As pesquisadoras consideram que esse tema será o principal desta década, assim como o desemprego foi o de maior repercussão entre 2000 e 2010. Segundo o relatório, os crimes são o ponto fraco da América Latina e acabaram substituindo o medo do autoritarismo que marcou vários países latino-americanos. Sem solucionar esses problemas, "dificilmente essas sociedades poderão alcançar democracias de maior qualidade".

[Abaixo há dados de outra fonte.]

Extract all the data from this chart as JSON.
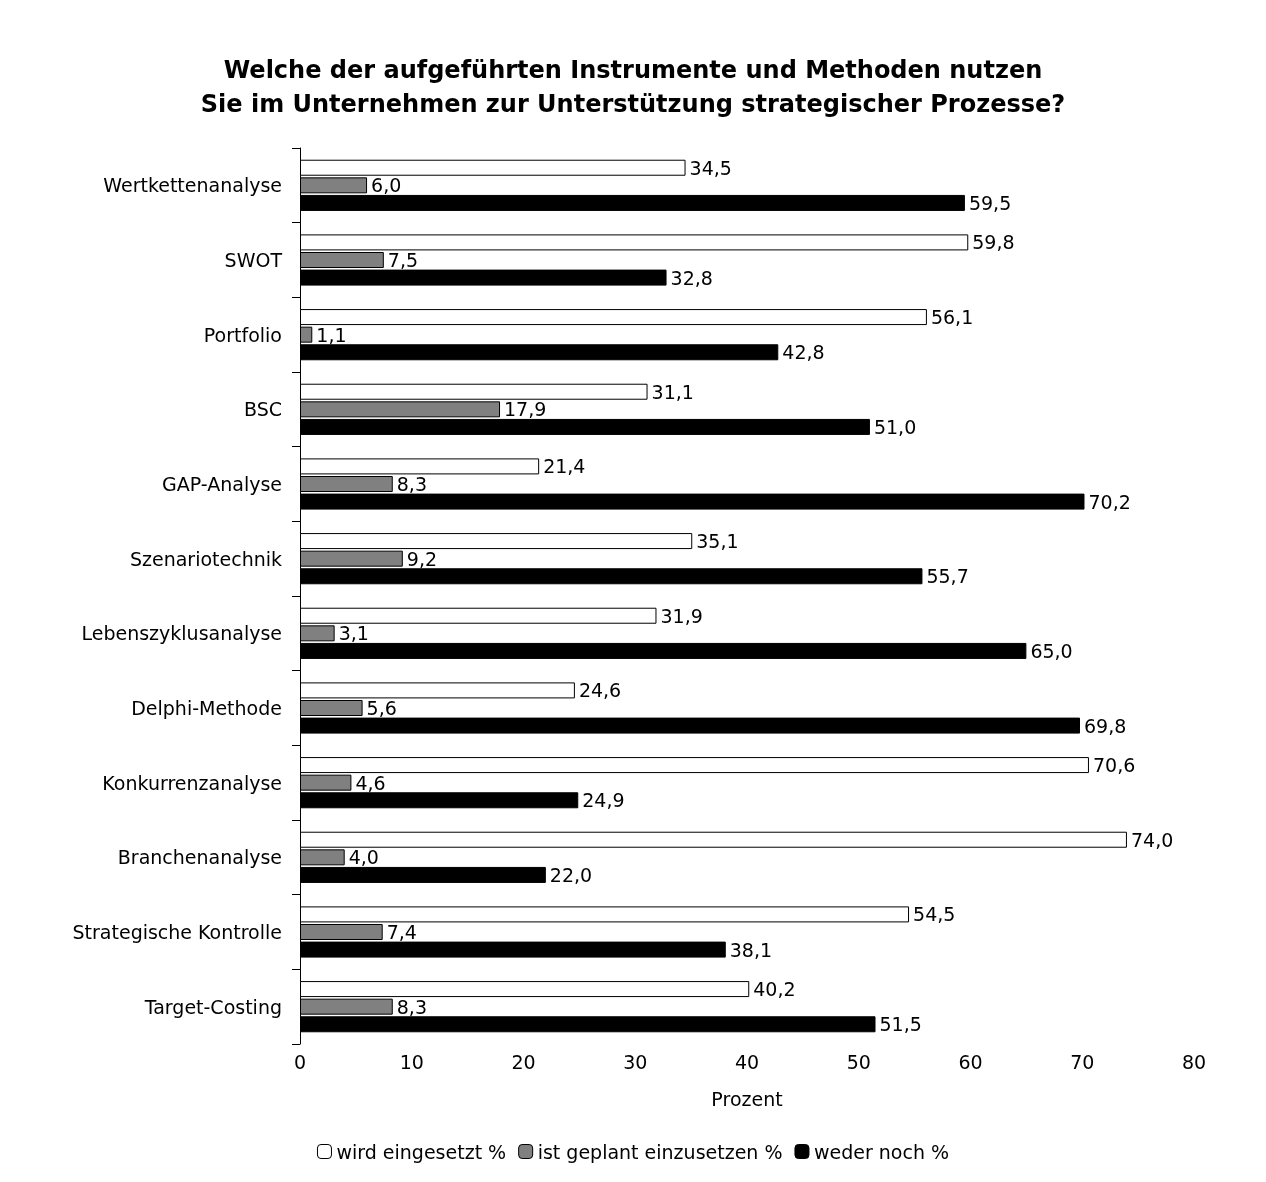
{
  "chart_data": {
    "type": "bar",
    "orientation": "horizontal",
    "title": "Welche der aufgeführten Instrumente und Methoden nutzen\nSie im Unternehmen zur Unterstützung strategischer Prozesse?",
    "xlabel": "Prozent",
    "categories": [
      "Wertkettenanalyse",
      "SWOT",
      "Portfolio",
      "BSC",
      "GAP-Analyse",
      "Szenariotechnik",
      "Lebenszyklusanalyse",
      "Delphi-Methode",
      "Konkurrenzanalyse",
      "Branchenanalyse",
      "Strategische Kontrolle",
      "Target-Costing"
    ],
    "series": [
      {
        "name": "wird eingesetzt %",
        "color": "#ffffff",
        "values": [
          34.5,
          59.8,
          56.1,
          31.1,
          21.4,
          35.1,
          31.9,
          24.6,
          70.6,
          74.0,
          54.5,
          40.2
        ],
        "value_labels": [
          "34,5",
          "59,8",
          "56,1",
          "31,1",
          "21,4",
          "35,1",
          "31,9",
          "24,6",
          "70,6",
          "74,0",
          "54,5",
          "40,2"
        ]
      },
      {
        "name": "ist geplant einzusetzen %",
        "color": "#808080",
        "values": [
          6.0,
          7.5,
          1.1,
          17.9,
          8.3,
          9.2,
          3.1,
          5.6,
          4.6,
          4.0,
          7.4,
          8.3
        ],
        "value_labels": [
          "6,0",
          "7,5",
          "1,1",
          "17,9",
          "8,3",
          "9,2",
          "3,1",
          "5,6",
          "4,6",
          "4,0",
          "7,4",
          "8,3"
        ]
      },
      {
        "name": "weder noch %",
        "color": "#000000",
        "values": [
          59.5,
          32.8,
          42.8,
          51.0,
          70.2,
          55.7,
          65.0,
          69.8,
          24.9,
          22.0,
          38.1,
          51.5
        ],
        "value_labels": [
          "59,5",
          "32,8",
          "42,8",
          "51,0",
          "70,2",
          "55,7",
          "65,0",
          "69,8",
          "24,9",
          "22,0",
          "38,1",
          "51,5"
        ]
      }
    ],
    "xlim": [
      0,
      80
    ],
    "xticks": [
      0,
      10,
      20,
      30,
      40,
      50,
      60,
      70,
      80
    ],
    "grid": false,
    "legend": "bottom"
  }
}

Dimas Floriani, coordenador acadêmico da Casa Latino-Americana (Casla), aconselha calma ao analisar os dados. "É preciso considerar o contexto em que a pesquisa foi feita no último ano. A percepção é temporária, depende do momento do país e há uma forte influência da mídia no reforço do medo e violência. Mesmo que você não tenha passado por isso, começa a internalizar esse sentimento", explica.

O sentimento de segurança também é influenciado pelo índice de confiança depositada nas forças do Estado, como a polícia. Um acompanhamento de 1996 a 2011 mostra que, de 2007 em diante, a confiança diminuiu. "A maior presença dos temas violência e insegurança e o sentimento generalizado de que as instituições não respondem adequadamente aos fatos pode ser uma das interpretações. E, em geral, a polícia na América Latina tem sido associada a atos de corrupção por uso de força extrema e outros escândalos", disse Lucía Dammert por e-mail para a Gazeta do Povo. Mas a mudança não depende apenas do Estado. "O Estado é responsável pela segurança, pelo monopólio do uso da força para evitar problemas na administração da justiça. A sociedade tem um papel claro e importante nisto, principalmente na prevenção do delito", diz.

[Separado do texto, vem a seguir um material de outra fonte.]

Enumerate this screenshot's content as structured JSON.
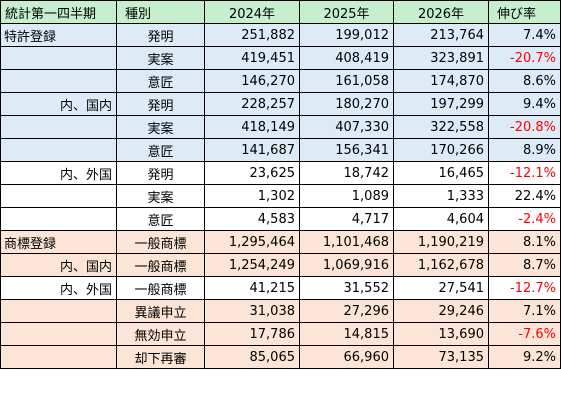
{
  "header": {
    "period": "統計第一四半期",
    "kind": "種別",
    "y2024": "2024年",
    "y2025": "2025年",
    "y2026": "2026年",
    "growth": "伸び率"
  },
  "rows": [
    {
      "group": "特許登録",
      "kind": "発明",
      "y2024": "251,882",
      "y2025": "199,012",
      "y2026": "213,764",
      "growth": "7.4%",
      "neg": false,
      "band": "blue",
      "indent": false
    },
    {
      "group": "",
      "kind": "実案",
      "y2024": "419,451",
      "y2025": "408,419",
      "y2026": "323,891",
      "growth": "-20.7%",
      "neg": true,
      "band": "blue",
      "indent": false
    },
    {
      "group": "",
      "kind": "意匠",
      "y2024": "146,270",
      "y2025": "161,058",
      "y2026": "174,870",
      "growth": "8.6%",
      "neg": false,
      "band": "blue",
      "indent": false
    },
    {
      "group": "内、国内",
      "kind": "発明",
      "y2024": "228,257",
      "y2025": "180,270",
      "y2026": "197,299",
      "growth": "9.4%",
      "neg": false,
      "band": "blue",
      "indent": true
    },
    {
      "group": "",
      "kind": "実案",
      "y2024": "418,149",
      "y2025": "407,330",
      "y2026": "322,558",
      "growth": "-20.8%",
      "neg": true,
      "band": "blue",
      "indent": true
    },
    {
      "group": "",
      "kind": "意匠",
      "y2024": "141,687",
      "y2025": "156,341",
      "y2026": "170,266",
      "growth": "8.9%",
      "neg": false,
      "band": "blue",
      "indent": true
    },
    {
      "group": "内、外国",
      "kind": "発明",
      "y2024": "23,625",
      "y2025": "18,742",
      "y2026": "16,465",
      "growth": "-12.1%",
      "neg": true,
      "band": "white",
      "indent": true
    },
    {
      "group": "",
      "kind": "実案",
      "y2024": "1,302",
      "y2025": "1,089",
      "y2026": "1,333",
      "growth": "22.4%",
      "neg": false,
      "band": "white",
      "indent": true
    },
    {
      "group": "",
      "kind": "意匠",
      "y2024": "4,583",
      "y2025": "4,717",
      "y2026": "4,604",
      "growth": "-2.4%",
      "neg": true,
      "band": "white",
      "indent": true
    },
    {
      "group": "商標登録",
      "kind": "一般商標",
      "y2024": "1,295,464",
      "y2025": "1,101,468",
      "y2026": "1,190,219",
      "growth": "8.1%",
      "neg": false,
      "band": "peach",
      "indent": false
    },
    {
      "group": "内、国内",
      "kind": "一般商標",
      "y2024": "1,254,249",
      "y2025": "1,069,916",
      "y2026": "1,162,678",
      "growth": "8.7%",
      "neg": false,
      "band": "peach",
      "indent": true
    },
    {
      "group": "内、外国",
      "kind": "一般商標",
      "y2024": "41,215",
      "y2025": "31,552",
      "y2026": "27,541",
      "growth": "-12.7%",
      "neg": true,
      "band": "peach-w",
      "indent": true
    },
    {
      "group": "",
      "kind": "異議申立",
      "y2024": "31,038",
      "y2025": "27,296",
      "y2026": "29,246",
      "growth": "7.1%",
      "neg": false,
      "band": "peach",
      "indent": false
    },
    {
      "group": "",
      "kind": "無効申立",
      "y2024": "17,786",
      "y2025": "14,815",
      "y2026": "13,690",
      "growth": "-7.6%",
      "neg": true,
      "band": "peach",
      "indent": false
    },
    {
      "group": "",
      "kind": "却下再審",
      "y2024": "85,065",
      "y2025": "66,960",
      "y2026": "73,135",
      "growth": "9.2%",
      "neg": false,
      "band": "peach",
      "indent": false
    }
  ]
}
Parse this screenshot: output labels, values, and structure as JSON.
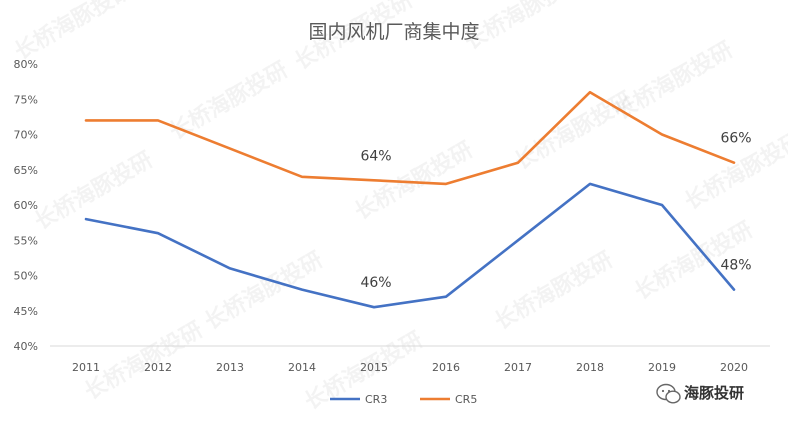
{
  "chart_data": {
    "type": "line",
    "title": "国内风机厂商集中度",
    "xlabel": "",
    "ylabel": "",
    "categories": [
      "2011",
      "2012",
      "2013",
      "2014",
      "2015",
      "2016",
      "2017",
      "2018",
      "2019",
      "2020"
    ],
    "ylim": [
      0.4,
      0.8
    ],
    "yticks": [
      0.4,
      0.45,
      0.5,
      0.55,
      0.6,
      0.65,
      0.7,
      0.75,
      0.8
    ],
    "ytick_labels": [
      "40%",
      "45%",
      "50%",
      "55%",
      "60%",
      "65%",
      "70%",
      "75%",
      "80%"
    ],
    "grid": false,
    "legend_position": "bottom",
    "series": [
      {
        "name": "CR3",
        "color": "#4472C4",
        "values": [
          0.58,
          0.56,
          0.51,
          0.48,
          0.455,
          0.47,
          0.55,
          0.63,
          0.6,
          0.48
        ],
        "labels": [
          {
            "index": 4,
            "text": "46%"
          },
          {
            "index": 9,
            "text": "48%"
          }
        ]
      },
      {
        "name": "CR5",
        "color": "#ED7D31",
        "values": [
          0.72,
          0.72,
          0.68,
          0.64,
          0.635,
          0.63,
          0.66,
          0.76,
          0.7,
          0.66
        ],
        "labels": [
          {
            "index": 4,
            "text": "64%"
          },
          {
            "index": 9,
            "text": "66%"
          }
        ]
      }
    ]
  },
  "watermark": {
    "text": "长桥海豚投研"
  },
  "brand": {
    "text": "海豚投研",
    "icon": "wechat-icon"
  }
}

Bruno Peron, mestre em assuntos da América Latina pela Universidade Nacional Autônoma do México, acredita que a violência seja a consequência de uma "falta de coordenação democrática entre as diversas vozes da sociedade" e que o assunto não pode ser isolado. "Estamos falando do efeito, sem pensar muito na causa. Quando falamos em violência, temos de pensar que é um conjunto de fatores, principalmente educativo e cultural. Precisa-se de mais políticas públicas na educação e que isso passe por formação cidadã", explicou por telefone. A solução, grosso modo, envolve prevenção e não punição.